El contrato matrimonial entre Mónica y Claude era una verdadera joya del cálculo legal. A pesar de los términos aparentemente protectores para él, Mónica había demostrado tener sus propias cartas. Sabía que su esposo, con todo su dinero, también tenía ciertas debilidades. No era solo su predisposición a caer ante mujeres jóvenes, sino también su desmesurada codicia, tan intensa que llegaba a ser casi absurda. Él la había tentado con la vida de lujo, pero le había dejado claro que, en caso de separación, todo quedaba en términos… limitados.
Así, el primer año de matrimonio fue un ejercicio de paciencia para ella, tolerando los caprichos y ausencias de Claude. Fue entonces cuando Mónica se acercó a su chofer y guardaespaldas, el tipo que día a día veía a Claude en sus momentos más privados. Su habilidad para manejar la situación me resultó interesante; desplegó sus encantos, lo suficiente para convencer al joven de su intención amorosa. Él, con una mezcla de lealtad y atracción hacia Mónica, accedió a colaborar. Las primeras fotos llegaron rápido: capturas de Lorenzo en situaciones comprometedoras, el tipo de pruebas que podrían inclinar la balanza en el divorcio.

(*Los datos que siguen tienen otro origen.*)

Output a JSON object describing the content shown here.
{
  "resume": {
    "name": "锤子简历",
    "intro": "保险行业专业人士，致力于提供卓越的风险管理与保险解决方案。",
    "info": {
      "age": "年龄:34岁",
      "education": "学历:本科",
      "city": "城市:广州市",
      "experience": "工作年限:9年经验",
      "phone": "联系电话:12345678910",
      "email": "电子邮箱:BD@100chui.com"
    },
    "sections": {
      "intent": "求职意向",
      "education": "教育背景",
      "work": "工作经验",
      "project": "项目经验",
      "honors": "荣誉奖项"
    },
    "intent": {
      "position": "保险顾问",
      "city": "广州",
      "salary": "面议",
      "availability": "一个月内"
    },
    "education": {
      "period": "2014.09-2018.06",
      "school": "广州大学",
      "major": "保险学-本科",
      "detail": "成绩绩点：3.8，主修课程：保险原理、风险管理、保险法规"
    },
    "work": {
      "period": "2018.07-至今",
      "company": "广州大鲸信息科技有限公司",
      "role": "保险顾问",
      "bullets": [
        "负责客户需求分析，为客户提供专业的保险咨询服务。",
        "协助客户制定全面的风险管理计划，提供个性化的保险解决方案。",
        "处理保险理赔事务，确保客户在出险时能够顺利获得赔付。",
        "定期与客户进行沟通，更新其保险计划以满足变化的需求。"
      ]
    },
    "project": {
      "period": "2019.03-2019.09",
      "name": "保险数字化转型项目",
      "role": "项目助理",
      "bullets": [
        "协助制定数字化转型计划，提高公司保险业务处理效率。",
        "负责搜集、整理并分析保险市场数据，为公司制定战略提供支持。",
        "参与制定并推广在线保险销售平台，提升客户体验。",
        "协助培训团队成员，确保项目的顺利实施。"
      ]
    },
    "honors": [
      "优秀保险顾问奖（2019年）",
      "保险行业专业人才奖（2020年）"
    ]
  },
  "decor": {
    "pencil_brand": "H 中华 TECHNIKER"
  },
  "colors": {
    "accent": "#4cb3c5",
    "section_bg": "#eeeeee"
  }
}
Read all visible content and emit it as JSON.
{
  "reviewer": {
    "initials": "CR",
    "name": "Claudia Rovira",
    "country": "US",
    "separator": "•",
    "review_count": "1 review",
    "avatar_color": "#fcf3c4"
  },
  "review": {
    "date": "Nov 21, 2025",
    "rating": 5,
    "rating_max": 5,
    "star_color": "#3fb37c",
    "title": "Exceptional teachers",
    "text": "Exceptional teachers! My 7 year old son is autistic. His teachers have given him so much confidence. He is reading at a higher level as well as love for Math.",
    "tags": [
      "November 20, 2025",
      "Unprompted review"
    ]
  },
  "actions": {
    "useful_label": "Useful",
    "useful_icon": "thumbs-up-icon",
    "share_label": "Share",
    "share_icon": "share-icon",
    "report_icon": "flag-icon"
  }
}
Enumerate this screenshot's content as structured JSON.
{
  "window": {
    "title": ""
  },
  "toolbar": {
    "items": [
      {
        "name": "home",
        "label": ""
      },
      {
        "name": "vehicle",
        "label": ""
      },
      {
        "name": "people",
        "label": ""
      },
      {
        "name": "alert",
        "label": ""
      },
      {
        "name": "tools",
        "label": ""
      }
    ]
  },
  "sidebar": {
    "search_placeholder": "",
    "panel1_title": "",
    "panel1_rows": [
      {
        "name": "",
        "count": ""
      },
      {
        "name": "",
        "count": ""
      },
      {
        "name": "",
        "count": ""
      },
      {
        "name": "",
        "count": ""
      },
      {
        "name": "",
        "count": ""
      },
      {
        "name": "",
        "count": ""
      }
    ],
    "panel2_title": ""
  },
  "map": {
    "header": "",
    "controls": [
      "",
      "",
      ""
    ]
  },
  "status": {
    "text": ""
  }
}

Sin embargo, algo se torció. Mónica, quien había conseguido al chofer como aliado, también comenzó a verlo con otros ojos. Y, como pude deducir al revisar el expediente, Lorenzo Claude no era precisamente alguien fácil de presionar. Él contrató a otro veterano de la estrategia legal: Leonardo Marchand, su antiguo abogado, para que monitoreara a Mónica.

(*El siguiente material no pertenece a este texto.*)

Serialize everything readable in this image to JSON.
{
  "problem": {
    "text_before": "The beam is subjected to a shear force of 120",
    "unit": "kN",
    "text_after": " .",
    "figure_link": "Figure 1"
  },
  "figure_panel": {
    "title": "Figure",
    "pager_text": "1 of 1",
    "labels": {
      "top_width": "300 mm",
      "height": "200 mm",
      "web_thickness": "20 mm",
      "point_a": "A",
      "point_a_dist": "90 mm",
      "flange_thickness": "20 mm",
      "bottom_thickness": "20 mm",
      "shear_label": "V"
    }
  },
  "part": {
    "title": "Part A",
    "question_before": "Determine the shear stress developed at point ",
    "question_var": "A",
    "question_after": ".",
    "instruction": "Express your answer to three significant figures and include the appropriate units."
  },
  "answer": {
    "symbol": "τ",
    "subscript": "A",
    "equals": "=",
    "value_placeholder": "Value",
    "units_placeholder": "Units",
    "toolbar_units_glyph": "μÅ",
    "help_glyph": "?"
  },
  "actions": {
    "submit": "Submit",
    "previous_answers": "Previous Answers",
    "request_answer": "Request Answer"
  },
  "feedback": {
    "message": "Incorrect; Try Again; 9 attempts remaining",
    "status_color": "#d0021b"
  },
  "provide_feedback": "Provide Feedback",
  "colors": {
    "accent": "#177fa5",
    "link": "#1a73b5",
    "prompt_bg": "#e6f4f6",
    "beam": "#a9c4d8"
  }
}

Fue entonces cuando todo cambió. El conductor que inicialmente estaba de su lado se convirtió en el mejor aliado de Lorenzo, y, en lugar de fotos de Lorenzo, ahora lo que llegaba, era material comprometedor sobre Mónica. Un video, en concreto, en el que la joven esposa se veía envuelta en una escena que se podría llamarse provocativa. El plan de Mónica se estaba volviendo en su contra, y Lorenzo, junto con su abogado, probablemente se estaban frotando las manos.

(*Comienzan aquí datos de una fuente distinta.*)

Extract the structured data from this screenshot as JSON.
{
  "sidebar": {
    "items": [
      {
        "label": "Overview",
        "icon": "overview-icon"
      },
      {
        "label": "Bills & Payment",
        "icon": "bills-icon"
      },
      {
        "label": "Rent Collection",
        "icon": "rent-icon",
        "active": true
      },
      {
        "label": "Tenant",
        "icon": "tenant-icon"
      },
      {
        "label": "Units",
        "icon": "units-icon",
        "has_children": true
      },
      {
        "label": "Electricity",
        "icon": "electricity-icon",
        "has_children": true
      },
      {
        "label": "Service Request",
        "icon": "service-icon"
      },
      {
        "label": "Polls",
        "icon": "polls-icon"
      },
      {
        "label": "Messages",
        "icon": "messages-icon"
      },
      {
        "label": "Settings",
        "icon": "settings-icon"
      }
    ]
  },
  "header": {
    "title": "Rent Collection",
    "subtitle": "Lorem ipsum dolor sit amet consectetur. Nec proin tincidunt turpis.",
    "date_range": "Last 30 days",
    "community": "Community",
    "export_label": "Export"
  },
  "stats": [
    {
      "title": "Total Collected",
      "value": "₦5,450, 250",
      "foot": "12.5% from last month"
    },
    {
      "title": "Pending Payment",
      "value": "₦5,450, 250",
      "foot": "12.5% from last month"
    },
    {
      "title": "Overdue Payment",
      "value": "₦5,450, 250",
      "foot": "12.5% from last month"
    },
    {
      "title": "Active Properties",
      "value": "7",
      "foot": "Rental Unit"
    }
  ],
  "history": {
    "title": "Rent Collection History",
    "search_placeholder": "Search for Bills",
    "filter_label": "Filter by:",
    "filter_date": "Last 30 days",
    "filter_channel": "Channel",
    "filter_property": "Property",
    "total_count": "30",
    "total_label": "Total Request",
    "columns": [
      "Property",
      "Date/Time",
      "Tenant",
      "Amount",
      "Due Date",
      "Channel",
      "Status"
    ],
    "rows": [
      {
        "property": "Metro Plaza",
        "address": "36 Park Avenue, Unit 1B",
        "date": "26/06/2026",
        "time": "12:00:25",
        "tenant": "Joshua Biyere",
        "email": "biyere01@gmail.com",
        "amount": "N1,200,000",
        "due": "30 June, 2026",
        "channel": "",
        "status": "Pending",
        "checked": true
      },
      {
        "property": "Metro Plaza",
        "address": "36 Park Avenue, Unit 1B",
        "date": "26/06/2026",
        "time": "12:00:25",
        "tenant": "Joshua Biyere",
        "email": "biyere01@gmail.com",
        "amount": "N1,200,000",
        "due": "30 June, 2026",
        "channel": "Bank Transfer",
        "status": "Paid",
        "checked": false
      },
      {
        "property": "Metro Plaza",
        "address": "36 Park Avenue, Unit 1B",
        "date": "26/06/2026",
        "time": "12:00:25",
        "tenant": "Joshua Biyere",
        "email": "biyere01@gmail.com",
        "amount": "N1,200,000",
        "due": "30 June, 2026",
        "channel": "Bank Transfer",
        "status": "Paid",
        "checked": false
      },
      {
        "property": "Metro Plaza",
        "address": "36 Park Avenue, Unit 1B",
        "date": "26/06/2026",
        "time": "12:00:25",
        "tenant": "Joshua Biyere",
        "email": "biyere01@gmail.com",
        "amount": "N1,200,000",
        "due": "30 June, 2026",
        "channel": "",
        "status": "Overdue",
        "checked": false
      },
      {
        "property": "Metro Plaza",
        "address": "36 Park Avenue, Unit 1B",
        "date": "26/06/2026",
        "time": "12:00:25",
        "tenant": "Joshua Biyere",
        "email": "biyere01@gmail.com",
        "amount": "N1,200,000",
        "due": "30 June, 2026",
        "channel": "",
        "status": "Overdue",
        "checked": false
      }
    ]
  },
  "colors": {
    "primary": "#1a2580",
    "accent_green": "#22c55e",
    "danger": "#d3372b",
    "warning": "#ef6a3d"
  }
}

Cuando Mónica se dio cuenta de que su plan había dado un giro inesperado. Ahora era su marido quien pedía el divorcio, dispuesto a dejarla solo con lo que había traído. Fue entonces cuando acudió a mí, Diana Fontaine, decidida a conseguir lo que creía merecer. La única forma de ganar este caso era demostrar que Lorenzo era un pervertido de manual, una prueba contundente que podía inclinar el fallo a su favor. Así que terminé en el club “Ilusión”, lista para recoger la evidencia que podría salvar su causa.
De repente, las imágenes de aquel desconocido y nuestra noche intensa y desbordante de pasión volvieron a invadir mi mente. ¡Dios mío, qué hombre! Durante casi dos semanas, había revivido esos momentos mágicos por las noches, como si el recuerdo se resistiera a desvanecerse.
Suspiré y tomé otro sorbo de café, tratando de dispersar esos recuerdos innecesarios y centrarme en mis próximos pasos.
Lorenzo Claude era astuto, y Marchand no era alguien fácil de burlar. Este caso estaba más cargado de giros y manipulaciones de lo que cualquiera se podría imaginar.
Pude sentir una pequeña sonrisa formándose en mis labios. Sabía que, con una estrategia sólida, podíamos girar el tablero, incluso cuando Lorenzo tenía en su poder aquella grabación. Me levanté, revisando el reloj. Mónica llegaría pronto para discutir los detalles.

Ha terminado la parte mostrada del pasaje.